Spotted-wing Drosophila

Female Spotted-wing Drosophila, Heene Cemetery, October 2025.

Species introduction

At a glance
Latin name: 
Drosophila suzukii
Family: 
Fruit fly
Family Latin name: 
Drosophilidae
Category: 
Insects other

Species description

Species description

Spotted around a compost heap in the north-east section of Heene Cemetery in October 2025, this Spotted-wing Drosophila fruit-fly, lacking the wing-spots seen on males, is marked out as a female.

It is a fruit-crop pest, capable of inflicting harm on soft summer fruit crops. It is thought to have been a newly-arrived pest in England in 2012.

Species photographs

Larger photograph(s) (click to magnify)

Details

Species family information

Drosophilidae are a diverse family of flies, many of which are fruit (or vinegar or pumice) flies. Most flies in this family are considered to be a nuisance rather than a pest.

Category information

Insects evolved in the Ordovician from a crustacean ancestral lineage as terrestrial invertebrates with six legs (the Hexapoda). This was the time when terrestrial plants first appeared. In the Devonian some insects developed wings and flight, the first animals to do so. An early flying group was the Odonata from the Carboniferous, the damselflies and dragonflies, which have densely-veined wings and long, ten-segmented bodies. They are day-flying carnivores, with an aquatic larval stage, so are commonly seen flying near water. The carnivorous larvae are called nymphs. Odonata species are short-lived, damselflies surviving for 2-4 weeks, dragonflies for up to 2 months.

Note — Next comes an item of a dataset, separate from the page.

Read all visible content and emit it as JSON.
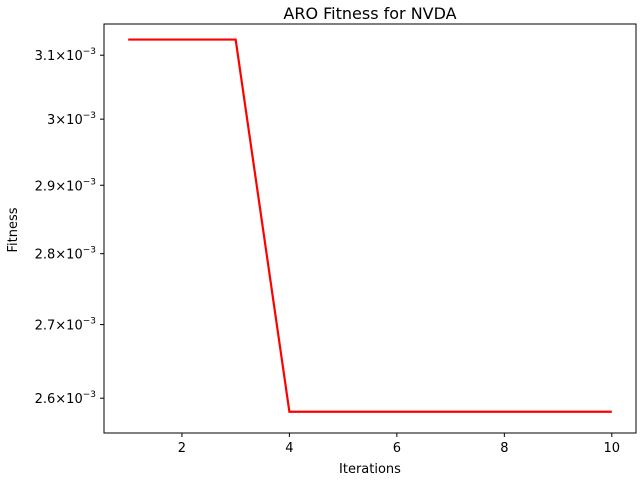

Some insect groups in the Cretaceous co-evolved with the flowering plants, and they have had a close association ever since. These groups are the Hymenoptera (bees, wasps, and ants), the Lepidoptera (butterflies and moths), the Diptera (flies), and the Coleoptera (beetles). The diversity of beetles is astonishing. Of all the known animal species on the planet, one in five is a beetle!